Тогда — по малолетству и неопытности — что делать, я не имел «ходок» в зону! — я никак не мог понять смысла этого выражения. Теперь же — могу перевести с блатного на русский, но уверен, что вы постигнете его смысл и сами…
Я понемногу выплыл из тумана и стал приходить в себя…
Всё ещё шевелились, всё ещё качались напружиненные женские зады, словно бы странные, крупные белые цветы, раскрытые навстречу всему мирозданию… Но долго в такой позе — локтями в колени — могли выдержать только самые стойкие. А ведь некоторые ухитрялись повторить желаемое раза по три-четыре. Желающих хватало… Выпяченная на потребу очередная открытая задница недолго оставалась невостребованной: она быстро принимала нового партнёра. Округлые обнаженные глыбы женской плоти вплотную прижимались к морозным стальным шипам колючей проволоки. Об этом вдруг зримо напоминала яркая кровавая ссадина, наискось процарапывая беззащитное тело, причём женщины даже не ойкали…
— Займемся любовью, милый? — воркует в тёплой комнате с озонированным кондиционированным воздухом дорогая проститутка по вызову. Она становится коленями на край обширной кровати и призывно оттопыривает свой намытый шампунями крепкий, ещё не изношенный зад. Волосы на её лобке аккуратно пробриты модным парикмахером, и слово «любовь», срывающееся с её губ, накрашенных сногсшибательной парижской помадой, звучит угрюмо и кощунственно. И всё равно — сквозь эту глянцевую выдуманную жизнь — выплывая из чёрной прорвы памяти, словно бледные рыбины из омута, мне мерещатся женские зады в неуёмной весенней страсти на той давней «пересылке»… Те самые бабы и мужики, склеивающиеся в одной из бесстыдных, собачьих, яростных поз любви… любви сквозь колючую проволоку!
Не говорите мне о любви к Богу: он давно отступился от нас неведомо за какие грехи и бросил нас на произвол случайностей;
не говорите мне о любви к Родине: она сделала всё, чтобы вышибить это святое чувство из людских душ и тел по обе стороны колючей проволоки;
не говорите мне ничего о так называемой свободной однополой любви! Это — сбой производства, кривая усмешка Природы. Бог сотворил Мужчину и Женщину — и я вовремя увидел, и до конца своих дней понял главное: и в загоне для скота люди, загнанные вместо него за колючую проволоку другими людьми, оставались именно теми, кем им и предназначено быть — Мужчинами и Женщинами.
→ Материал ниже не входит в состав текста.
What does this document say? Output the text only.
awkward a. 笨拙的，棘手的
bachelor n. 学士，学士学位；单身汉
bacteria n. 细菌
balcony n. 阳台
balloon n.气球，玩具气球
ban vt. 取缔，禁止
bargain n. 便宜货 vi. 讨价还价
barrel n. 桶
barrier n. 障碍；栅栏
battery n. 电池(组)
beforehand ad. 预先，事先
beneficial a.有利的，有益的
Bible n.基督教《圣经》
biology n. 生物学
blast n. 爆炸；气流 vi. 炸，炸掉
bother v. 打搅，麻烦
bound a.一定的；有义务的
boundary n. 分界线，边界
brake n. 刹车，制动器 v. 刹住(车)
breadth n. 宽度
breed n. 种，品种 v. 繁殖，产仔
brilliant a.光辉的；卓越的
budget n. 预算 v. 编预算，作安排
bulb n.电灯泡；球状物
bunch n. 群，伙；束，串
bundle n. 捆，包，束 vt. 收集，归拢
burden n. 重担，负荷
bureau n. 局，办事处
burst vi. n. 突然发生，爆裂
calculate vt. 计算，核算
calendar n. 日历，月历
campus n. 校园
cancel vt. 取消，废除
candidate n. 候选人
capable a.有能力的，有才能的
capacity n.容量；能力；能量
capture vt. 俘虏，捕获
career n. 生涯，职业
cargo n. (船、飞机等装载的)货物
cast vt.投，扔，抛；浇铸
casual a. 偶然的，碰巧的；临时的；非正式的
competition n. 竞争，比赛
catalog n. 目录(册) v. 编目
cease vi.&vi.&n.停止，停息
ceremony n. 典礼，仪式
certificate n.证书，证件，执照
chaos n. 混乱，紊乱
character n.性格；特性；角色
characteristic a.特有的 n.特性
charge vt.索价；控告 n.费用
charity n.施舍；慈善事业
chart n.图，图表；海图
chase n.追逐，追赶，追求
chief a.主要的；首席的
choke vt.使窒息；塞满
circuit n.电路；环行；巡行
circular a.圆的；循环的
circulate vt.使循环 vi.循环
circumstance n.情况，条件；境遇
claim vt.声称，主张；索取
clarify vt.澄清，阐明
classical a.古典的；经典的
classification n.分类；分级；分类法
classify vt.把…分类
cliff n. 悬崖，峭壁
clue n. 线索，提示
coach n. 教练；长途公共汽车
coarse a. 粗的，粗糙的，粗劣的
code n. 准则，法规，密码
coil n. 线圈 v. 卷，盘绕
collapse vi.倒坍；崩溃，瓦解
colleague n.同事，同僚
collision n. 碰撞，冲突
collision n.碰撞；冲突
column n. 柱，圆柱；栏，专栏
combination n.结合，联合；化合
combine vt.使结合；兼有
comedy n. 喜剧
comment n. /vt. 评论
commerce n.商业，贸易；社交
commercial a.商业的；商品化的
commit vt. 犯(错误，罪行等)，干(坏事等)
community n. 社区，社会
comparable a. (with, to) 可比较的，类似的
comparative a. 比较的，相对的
То есть, существами, следующими божьему завету…
И наконец — ничего не говорите мне о вашей придуманной книжной Любви, да ещё «одухотворённой» какими-то идеями! Она не выдерживает состязания с плотью! Чушь это, слабые потуги на правду, недопонятки…
…Я пишу этот рассказ на пределе откровенности, несвязанный никакими — ни моральными, ни цензурными запретами.
Я вспоминаю случившееся со мной в отрочестве более чем через полвека — а через огромную пропасть времени трудно перекидывать мостки, но я обязан перейти на другую сторону.
Я раскрываю это воспоминание, скрытое в глубинах моей памяти, на излёте своих дней, будучи уже немолодым писателем, пожилым человеком. В народе, кстати, говорят точнее, с иным смысловым ударением: «пожилый», то есть — прошедший сквозь жизнь…
А в моей жизни было всякое, я знавал подлинное счастье и весь свой дарованный судьбою путь поклонялся Любви точно так же, как молча и с пониманием склонялся перед всемогущими, неукротимыми силами Природы.
И первое моё соприкосновение с этой неистребимой, всесокрушающей природной мощью я, несмышлёныш, ещё не оперившийся птенец со слабыми крылышками, получил давно-давно, в солнечный апрельский день, на «пересылке», в то время, когда пробуждались подснежники…
В мою память чётко, как в грамотно выдержанном негативе, контрастно впечатались чёрные тени сосен на белом искрящемся снегу и напрягшиеся в томительном ожидании округлые огузки истосковавшейся женской плоти, в тот весенний день яростно и неукротимо жаждущие совокупления — хотя бы и сквозь колючую проволоку!
Какой зримый и, в сущности, — вечный символ!